With the ongoing conflict in Ukraine, Europe has sought to end its dependency on Russian oil and gas pipelines. A natural alternative to meet the demand would be its next immediate neighbour, North Africa. These markets are poised to become a major green energy provider for nations searching for cleaner and more secure alternative sources of power.
Nonetheless, African markets have continuously underperformed globally. With current economic and political volatility worldwide, African markets are viable alternatives as established supply chains are reconfigured.
As political and economic relations between the West and China continue to deteriorate, international corporates which had moved production facilities in the region have begun to look elsewhere, including some of the more politically stable countries in East Africa.
Closing the gap
The African trade finance gap, which now stands at an estimated $120 billion, poses a major challenge to businesses across the region. With banks de-risking their trade finance portfolios, without seeking alternate avenues, many companies find that they are unable to capitalise on the opportunities that these developing markets have to offer.
We cannot ignore the tangible risks that do persist across the continent. Many markets lack a mature regulatory framework when compared with international counterparts, making trade more difficult as the dissonance between frameworks and standards can cause transactional friction. Furthermore, traders are often hesitant to enter markets due to serious concerns about corruption, money laundering, and other financial crime. While these valid concerns do exist, it does not necessitate the wholesale retrenchment from trading with Africa or from financing African trade flows. In this regard, specialist banks are at hand to help ease concerns surrounding these issues.
Specialist banks play a vital role in ensuring that African markets remain in the fold, helping to make vulnerable markets a more viable proposition. Acting as a bridge between the international trade finance markets and African commerce, they facilitate trade with countries that are otherwise isolated from international financial markets.

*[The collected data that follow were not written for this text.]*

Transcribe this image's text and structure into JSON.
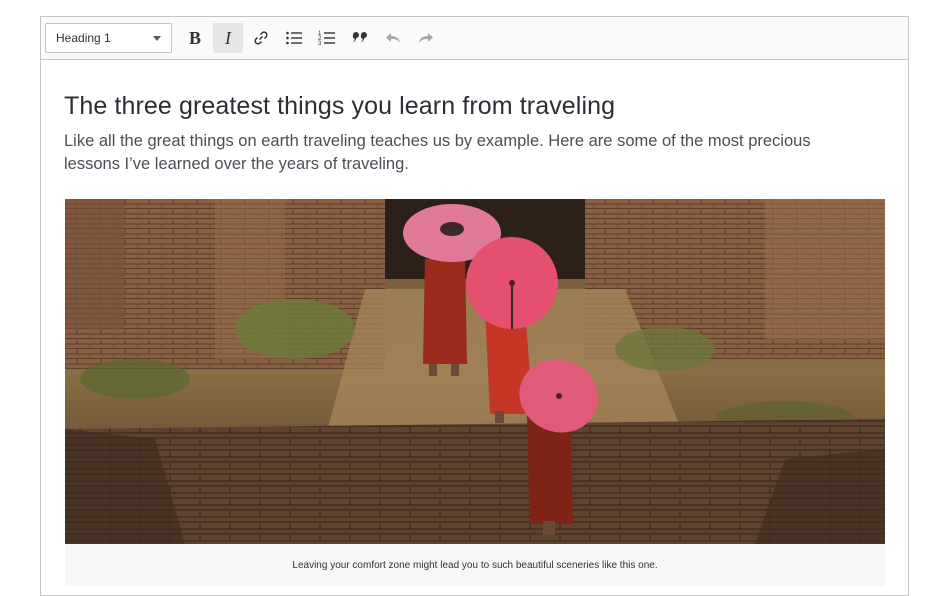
{
  "toolbar": {
    "heading_select": {
      "value": "Heading 1"
    },
    "buttons": [
      {
        "name": "bold",
        "icon": "bold-icon"
      },
      {
        "name": "italic",
        "icon": "italic-icon",
        "active": true
      },
      {
        "name": "link",
        "icon": "link-icon"
      },
      {
        "name": "bulleted-list",
        "icon": "bulleted-list-icon"
      },
      {
        "name": "numbered-list",
        "icon": "numbered-list-icon"
      },
      {
        "name": "block-quote",
        "icon": "quote-icon"
      },
      {
        "name": "undo",
        "icon": "undo-icon",
        "disabled": true
      },
      {
        "name": "redo",
        "icon": "redo-icon",
        "disabled": true
      }
    ]
  },
  "document": {
    "title": "The three greatest things you learn from traveling",
    "lead": "Like all the great things on earth traveling teaches us by example. Here are some of the most precious lessons I’ve learned over the years of traveling.",
    "figure": {
      "image": "photo of monks with pink parasols walking up ancient brick steps",
      "caption": "Leaving your comfort zone might lead you to such beautiful sceneries like this one."
    }
  },
  "colors": {
    "toolbar_bg": "#fafafa",
    "border": "#c4c4c4",
    "active_button": "#e6e6e6",
    "parasol": "#e05a7a"
  }
}
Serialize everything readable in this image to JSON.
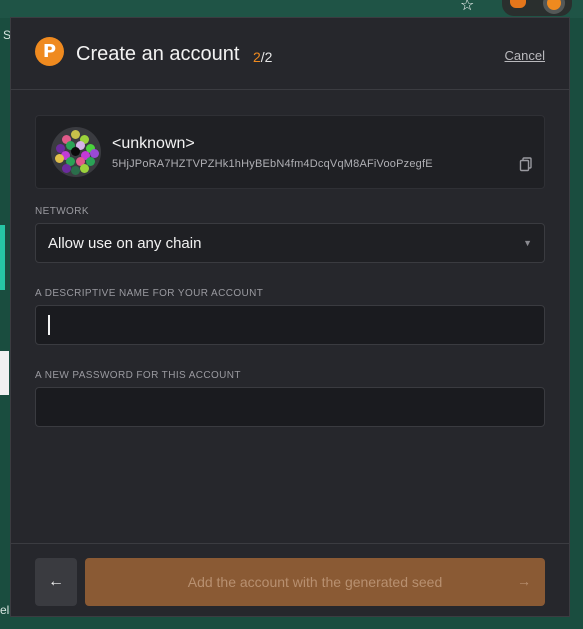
{
  "browser": {
    "bg_text_left": "S",
    "bg_text_bottom": "ela",
    "star_icon": "star-icon"
  },
  "header": {
    "title": "Create an account",
    "step_current": "2",
    "step_total": "/2",
    "cancel_label": "Cancel"
  },
  "account": {
    "name": "<unknown>",
    "address": "5HjJPoRA7HZTVPZHk1hHyBEbN4fm4DcqVqM8AFiVooPzegfE",
    "copy_icon": "copy-icon"
  },
  "network": {
    "label": "NETWORK",
    "selected": "Allow use on any chain"
  },
  "name_field": {
    "label": "A DESCRIPTIVE NAME FOR YOUR ACCOUNT",
    "value": ""
  },
  "password_field": {
    "label": "A NEW PASSWORD FOR THIS ACCOUNT",
    "value": ""
  },
  "footer": {
    "back_icon": "arrow-left-icon",
    "add_label": "Add the account with the generated seed",
    "add_icon": "arrow-right-icon"
  },
  "colors": {
    "accent": "#ef8a1f",
    "panel": "#26272c",
    "button_disabled": "#8a5a34"
  }
}
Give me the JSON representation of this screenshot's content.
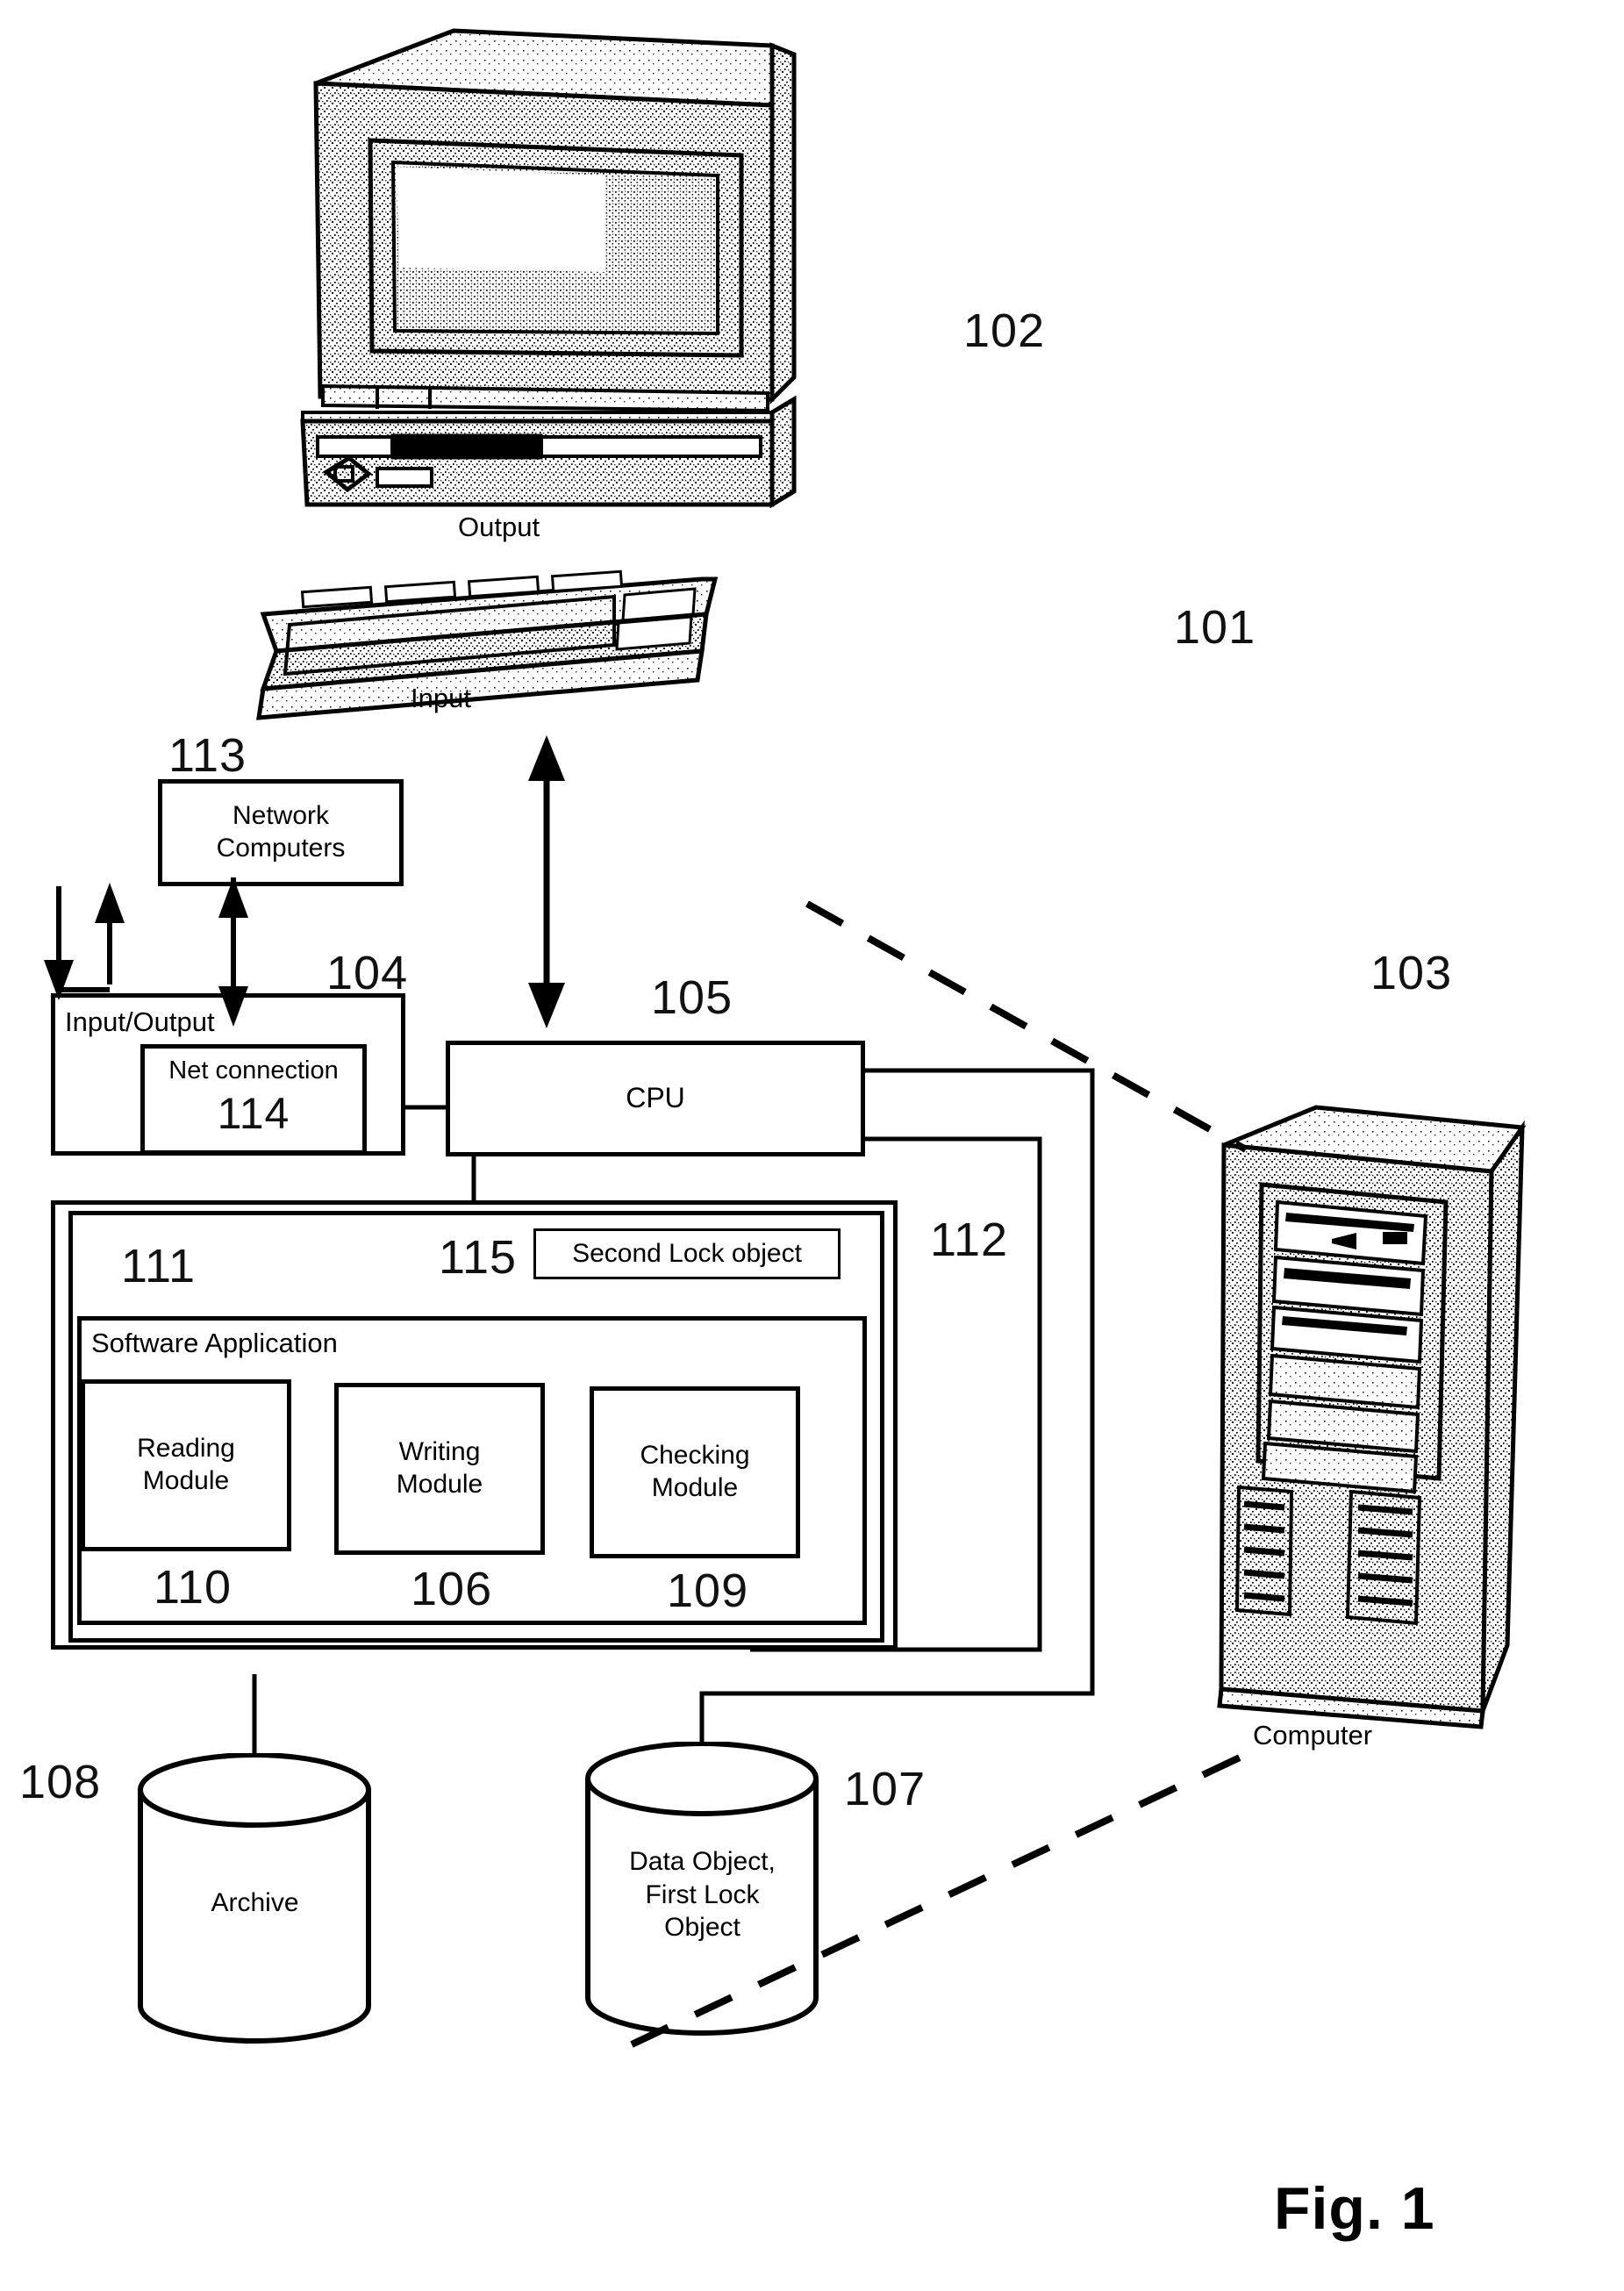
{
  "figure": {
    "title": "Fig. 1",
    "domain": "patent-block-diagram"
  },
  "devices": {
    "monitor": {
      "caption": "Output",
      "ref": "102"
    },
    "keyboard": {
      "caption": "Input",
      "ref": "101"
    },
    "server_tower": {
      "caption": "Computer",
      "ref": "103"
    }
  },
  "blocks": {
    "network_computers": {
      "label": "Network\nComputers",
      "ref": "113"
    },
    "input_output": {
      "label": "Input/Output",
      "ref": "104"
    },
    "net_connection": {
      "label": "Net connection",
      "ref": "114"
    },
    "cpu": {
      "label": "CPU",
      "ref": "105"
    },
    "memory_outer": {
      "ref": "112"
    },
    "memory_inner": {
      "ref": "111"
    },
    "second_lock_object": {
      "label": "Second Lock object",
      "ref": "115"
    },
    "software_application": {
      "label": "Software Application"
    },
    "reading_module": {
      "label": "Reading\nModule",
      "ref": "110"
    },
    "writing_module": {
      "label": "Writing\nModule",
      "ref": "106"
    },
    "checking_module": {
      "label": "Checking\nModule",
      "ref": "109"
    }
  },
  "stores": {
    "archive": {
      "label": "Archive",
      "ref": "108"
    },
    "data_object": {
      "label": "Data Object,\nFirst Lock\nObject",
      "ref": "107"
    }
  },
  "colors": {
    "ink": "#000000",
    "paper": "#ffffff"
  }
}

Not only do specialist banks deliver trade facilities for securing and funding business, but they also provide in-depth knowledge covering entire regions, thanks to a physical market presence that few others can boast. In this way they are simultaneously able to leverage their understanding of the regulatory environment in African markets alongside internationally recognised compliance standards – sealing any existing gaps of dissonance. This work reduces transactional friction, increases compliance with international standards, and fundamentally it builds the trust of those looking to trade and invest in African markets.